Archives quotidiennes : 24 janvier 2013

Cassez, Sarkozy, Hollande et Palmerston

Je dois avouer me foutre de la libération de Florence Cassez comme de mon méconium. Je n’ai absolument pas suivi les tenants et les aboutissants de cette histoire. Mais je ne me fous pas de la polémique grotesque qui est en train d’enfler entre ceux qui disent que c’est grâce à Sarkozy, ceux qui disent que c’est grâce à Hollande et ceux qui disent qu’il ne faut pas essayer de peser sur la sacro-sainte indépendance de la justice (au sujet de laquelle Olivier Guichard disait qu’il ne faut jamais y avoir affaire…).

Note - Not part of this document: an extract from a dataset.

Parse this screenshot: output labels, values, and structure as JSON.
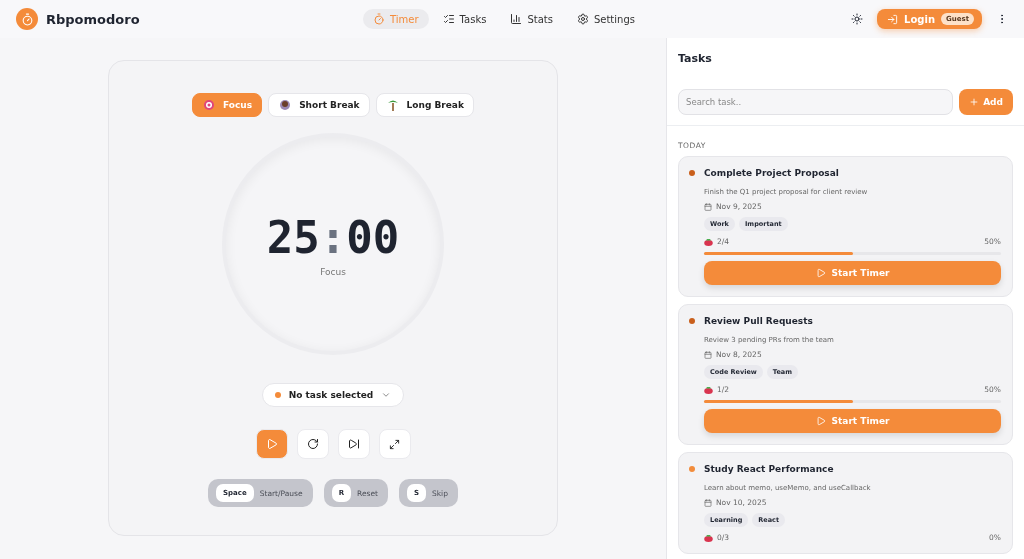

Je ne m’en fous pas parce qu’il est quand même du devoir des mecs à la tête du gouvernement de veiller à ce que leur concitoyens ne soient pas soumis aux névroses d’excités divers.

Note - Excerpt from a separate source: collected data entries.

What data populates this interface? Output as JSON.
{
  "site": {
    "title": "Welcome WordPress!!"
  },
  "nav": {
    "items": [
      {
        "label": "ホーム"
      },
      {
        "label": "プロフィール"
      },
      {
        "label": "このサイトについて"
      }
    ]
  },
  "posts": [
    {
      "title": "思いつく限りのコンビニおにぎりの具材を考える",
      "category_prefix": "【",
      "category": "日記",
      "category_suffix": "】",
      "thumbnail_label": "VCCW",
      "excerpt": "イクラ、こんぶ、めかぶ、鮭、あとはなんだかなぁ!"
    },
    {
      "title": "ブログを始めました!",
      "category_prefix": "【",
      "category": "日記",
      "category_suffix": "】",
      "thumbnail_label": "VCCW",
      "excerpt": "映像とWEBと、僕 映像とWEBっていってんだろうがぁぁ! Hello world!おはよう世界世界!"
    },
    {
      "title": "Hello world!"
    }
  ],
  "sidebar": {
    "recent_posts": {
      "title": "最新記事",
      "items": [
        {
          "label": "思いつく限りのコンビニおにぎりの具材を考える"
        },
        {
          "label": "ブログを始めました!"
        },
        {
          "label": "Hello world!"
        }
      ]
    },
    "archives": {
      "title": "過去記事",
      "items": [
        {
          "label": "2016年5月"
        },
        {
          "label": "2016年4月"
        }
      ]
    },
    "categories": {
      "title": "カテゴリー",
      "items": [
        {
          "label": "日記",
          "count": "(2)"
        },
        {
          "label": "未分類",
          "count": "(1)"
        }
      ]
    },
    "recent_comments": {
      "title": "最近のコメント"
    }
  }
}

Donc, en l’espèce on peut féliciter et Sarkozy et Hollande d’avoir fait libérer Cassez.

Maintenant faudrait qu’ils s’activent pour tous les autres, même les coupables. Après tout, nous sommes en droit d’attendre que la doctrine Palmerston, « Civis romanus sum » pour faire simple, soit une priorité pour ceux qui passent leur temps à nous expliquer qu’ils veulent nous protéger.

Du western comme antidote à l’Etat utérin

Quand j’essaie de penser à ce qui a formé mon esprit, je reviens toujours à mes 6 ou 7 ans et à la première fois que j’ai regardé « Pour une poignée de dollars » et en particulier à ce moment où la magnifique latine demande à Clint Eastwood pourquoi il l’aide elle et sa famille et qu’il lui répond : « Pourquoi ? Parce que j’ai connu quelqu’un comme toi une fois. Personne n’était là pour l’aider. Maintenant barre toi. »

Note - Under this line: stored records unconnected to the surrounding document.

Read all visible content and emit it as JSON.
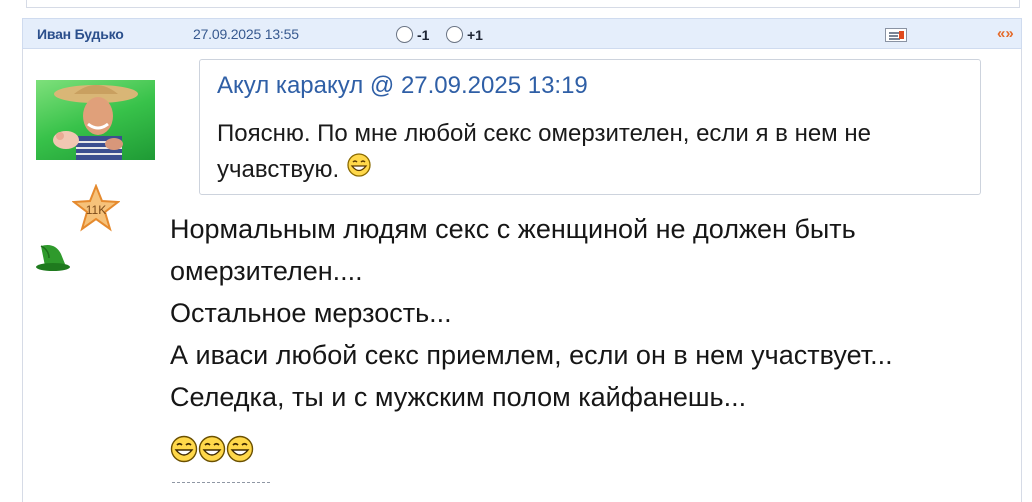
{
  "post": {
    "author": "Иван Будько",
    "date": "27.09.2025 13:55",
    "vote_minus_label": "-1",
    "vote_plus_label": "+1",
    "quote_link_label": "«»",
    "rank_badge": "11K"
  },
  "quote": {
    "header": "Акул каракул @ 27.09.2025 13:19",
    "text": "Поясню. По мне любой секс омерзителен, если я в нем не учавствую."
  },
  "message": {
    "lines": [
      "Нормальным людям секс с женщиной не должен быть",
      "омерзителен....",
      "Остальное мерзость...",
      "А иваси любой секс приемлем, если он в нем участвует...",
      "Селедка, ты и с мужским полом кайфанешь..."
    ]
  },
  "icons": {
    "report": "report-icon",
    "avatar": "avatar-photo",
    "rank": "star-rank-icon",
    "hat": "green-wizard-hat-icon",
    "emoji": "laughing-smiley-icon"
  },
  "colors": {
    "header_bg": "#e5eefb",
    "author": "#2b4f8c",
    "quote_header": "#2f5fa6",
    "quote_link": "#e46a2a"
  }
}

Quelles que furent mes lectures et expériences par la suite c’est toujours cette phrase qui me vient en tête quand je réalise que certains attendent de l’aide de la part de l’entité sans âme et implacable qu’est l’Etat qui n’est qu’une machine à broyer les individus.

Le western est une mise en pratique de la responsabilité individuelle. Les choses changent positivement ou négativement parce que des personnes physiques font des choix. Même si notre liberté se réduit comme une peau de chagrin dans les rouages d’un système totalitaire, c’est toujours nous qui faisons que la vie est plus ou moins supportable autour de nous. C’est notre responsabilité, pas quelque chose qui peut être sous-traité par des administrations, des comités et des réunions.